The EPA's push to regulate coal ash under federal hazardous waste rules began after a dam collapsed at TVA's Kingston power plant in eastern Tennessee back in 2008, sending a billion gallons of waste laden with heavy metals, radioactive elements and other poisons into a nearby residential community and two rivers (in photo above). The trial involving a federal lawsuit brought by 230 victims of the spill got underway last month in Knoxville, Tenn.

Soon after the spill, the EPA began making the case for federal coal ash rules. In May 2010, the EPA released two proposals that remain under consideration. One would treat coal ash as hazardous waste under Subtitle C of the Resource Conservation and Recovery Act and require strict federal oversight, while the other would not classify coal ash as hazardous waste and leave its oversight largely up to the states.

The stricter version of the rule is opposed by electric utilities that produce coal ash. It's also opposed by companies that promote the recycling of coal ash into building supplies and other products out of fear that the hazardous waste designation would stigmatize coal ash and hurt their business. Environmentalists, meanwhile, make the case that strict federal regulation would not only better protect communities from toxic contamination but would also create tens of thousands of new jobs.

While the Kingston coal ash disaster was dramatic enough to make headlines and spur a push for tougher regulation, it's not the only instance of coal ash damaging the environment. To date, the EPA and independent environmental watchdogs have identified 137 environmental damage cases nationwide caused by coal ash, most of them involving contamination of water supplies. For a comprehensive list of those damage cases compiled by Facing South and included in a recent report by Earthjustice, Appalachian Mountain Advocates and the Environmental Integrity Project, click here.

But apparently the states are also gearing up to challenge the identification of those damage cases. Waste Business Journal reported that Stephen Cobb, president of the Association of State & Territorial Solid Waste Management Officials, gave a presentation at last month's annual meeting of the Environmental Council of the States urging states to provide comments on the EPA's notice of data availability countering environmentalists' claims that states are not doing an adequate job of controlling coal ash. According to WBJ:

Cobb warned that allegations from environmentalists and others about weak coal ash controls and examples of … coal ash spills could increase the likelihood that EPA's final risk analysis for its final coal ash rule could be based on "alleged, not proven, damage cases" and claims of deficiencies in state coal waste disposal rules. Cobb said publication of the NODA provides states an opportunity to "correct the record" in three ways: countering "inaccurate" claims about alleged damage sites, documenting state actions to address releases at the sites, and accurately describing states' coal waste regulatory programs.

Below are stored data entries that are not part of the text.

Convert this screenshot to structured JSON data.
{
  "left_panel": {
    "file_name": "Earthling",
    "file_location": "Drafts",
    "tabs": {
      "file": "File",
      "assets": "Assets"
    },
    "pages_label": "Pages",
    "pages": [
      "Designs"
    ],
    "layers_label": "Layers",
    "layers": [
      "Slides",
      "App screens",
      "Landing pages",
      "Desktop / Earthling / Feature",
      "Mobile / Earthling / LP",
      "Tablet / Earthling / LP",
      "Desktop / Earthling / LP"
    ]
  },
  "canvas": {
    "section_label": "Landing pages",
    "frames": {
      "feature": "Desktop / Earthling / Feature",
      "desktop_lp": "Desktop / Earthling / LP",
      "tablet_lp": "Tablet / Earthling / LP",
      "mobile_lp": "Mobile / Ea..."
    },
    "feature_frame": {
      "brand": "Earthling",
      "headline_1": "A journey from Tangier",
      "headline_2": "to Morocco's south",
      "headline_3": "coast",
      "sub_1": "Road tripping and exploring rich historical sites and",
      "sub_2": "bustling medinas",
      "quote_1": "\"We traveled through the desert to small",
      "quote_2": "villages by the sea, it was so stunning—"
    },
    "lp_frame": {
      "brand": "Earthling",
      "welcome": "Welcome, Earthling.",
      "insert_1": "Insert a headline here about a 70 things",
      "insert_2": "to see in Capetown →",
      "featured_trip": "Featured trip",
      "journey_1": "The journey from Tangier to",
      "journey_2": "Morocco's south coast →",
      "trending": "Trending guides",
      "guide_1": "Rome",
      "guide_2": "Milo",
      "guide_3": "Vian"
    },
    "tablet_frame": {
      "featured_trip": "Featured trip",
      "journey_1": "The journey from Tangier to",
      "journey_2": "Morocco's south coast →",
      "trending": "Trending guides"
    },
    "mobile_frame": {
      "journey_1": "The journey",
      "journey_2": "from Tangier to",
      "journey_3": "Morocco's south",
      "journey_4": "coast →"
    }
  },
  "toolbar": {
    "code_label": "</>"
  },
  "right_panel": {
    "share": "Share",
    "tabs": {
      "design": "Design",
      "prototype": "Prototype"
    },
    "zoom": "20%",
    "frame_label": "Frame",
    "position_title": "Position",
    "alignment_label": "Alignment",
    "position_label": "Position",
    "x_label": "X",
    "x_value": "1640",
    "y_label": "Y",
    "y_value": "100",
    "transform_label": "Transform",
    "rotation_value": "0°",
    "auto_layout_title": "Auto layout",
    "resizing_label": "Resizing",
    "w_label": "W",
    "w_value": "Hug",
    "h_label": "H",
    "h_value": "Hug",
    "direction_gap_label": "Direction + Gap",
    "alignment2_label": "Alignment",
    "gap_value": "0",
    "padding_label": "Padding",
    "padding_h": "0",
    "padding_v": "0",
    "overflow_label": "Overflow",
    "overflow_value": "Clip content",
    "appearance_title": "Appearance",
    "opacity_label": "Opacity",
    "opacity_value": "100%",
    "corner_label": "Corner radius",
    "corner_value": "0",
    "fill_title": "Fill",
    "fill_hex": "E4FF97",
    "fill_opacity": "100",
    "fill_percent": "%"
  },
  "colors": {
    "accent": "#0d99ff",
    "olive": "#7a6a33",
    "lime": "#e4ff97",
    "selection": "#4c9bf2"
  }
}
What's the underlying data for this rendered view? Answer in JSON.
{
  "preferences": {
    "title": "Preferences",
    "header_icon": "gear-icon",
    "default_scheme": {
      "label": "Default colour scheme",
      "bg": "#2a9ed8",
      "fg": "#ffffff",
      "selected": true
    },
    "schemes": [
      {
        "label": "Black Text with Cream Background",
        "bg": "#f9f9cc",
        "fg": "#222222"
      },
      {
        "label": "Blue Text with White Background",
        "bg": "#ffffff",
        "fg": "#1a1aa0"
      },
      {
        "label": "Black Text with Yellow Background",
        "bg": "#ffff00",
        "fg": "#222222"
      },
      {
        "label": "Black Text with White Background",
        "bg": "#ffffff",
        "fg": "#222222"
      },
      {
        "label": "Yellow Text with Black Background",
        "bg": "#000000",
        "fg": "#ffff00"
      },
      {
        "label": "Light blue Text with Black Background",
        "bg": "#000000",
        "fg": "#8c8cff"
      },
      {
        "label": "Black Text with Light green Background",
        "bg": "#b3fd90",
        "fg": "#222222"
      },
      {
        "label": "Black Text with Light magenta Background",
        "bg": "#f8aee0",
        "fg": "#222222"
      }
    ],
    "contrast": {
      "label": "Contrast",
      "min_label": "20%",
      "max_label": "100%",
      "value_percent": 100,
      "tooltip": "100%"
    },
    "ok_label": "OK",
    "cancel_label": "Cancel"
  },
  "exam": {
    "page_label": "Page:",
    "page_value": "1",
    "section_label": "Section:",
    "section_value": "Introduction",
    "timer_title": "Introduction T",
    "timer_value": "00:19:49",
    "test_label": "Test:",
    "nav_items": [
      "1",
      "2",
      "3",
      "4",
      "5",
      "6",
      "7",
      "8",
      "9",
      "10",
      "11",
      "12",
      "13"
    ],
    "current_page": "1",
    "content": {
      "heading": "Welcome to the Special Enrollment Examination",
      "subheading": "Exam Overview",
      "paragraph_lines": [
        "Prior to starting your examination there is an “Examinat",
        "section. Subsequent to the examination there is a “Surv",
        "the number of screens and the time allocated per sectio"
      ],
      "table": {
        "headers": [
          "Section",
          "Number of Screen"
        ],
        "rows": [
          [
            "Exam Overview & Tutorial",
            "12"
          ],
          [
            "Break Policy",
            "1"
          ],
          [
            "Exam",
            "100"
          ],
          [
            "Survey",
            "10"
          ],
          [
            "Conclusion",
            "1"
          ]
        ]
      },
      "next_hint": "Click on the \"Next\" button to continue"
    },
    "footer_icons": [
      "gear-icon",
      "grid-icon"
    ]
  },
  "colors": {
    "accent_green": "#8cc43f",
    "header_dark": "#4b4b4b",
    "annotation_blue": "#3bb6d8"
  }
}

There are currently about 700 coal ash ponds like the one that collapsed at Kingston across the U.S., and most of them lack protective liners and groundwater monitoring equipment. Of the 37 states whose coal ash regulatory programs were examined in the recent report by Earthjustice et al., only three required state-of-the-art composite liners for new coal ash ponds, only two required groundwater monitoring for coal ash ponds and only 17 required regulatory inspections of ponds' structural integrity to prevent catastrophic collapses like the one that occurred at Kingston.

(In the above photo, taken by Duke University professor Avner Vengosh, graduate student Laura Ruhl collects samples of ash from the TVA coal sludge spill.)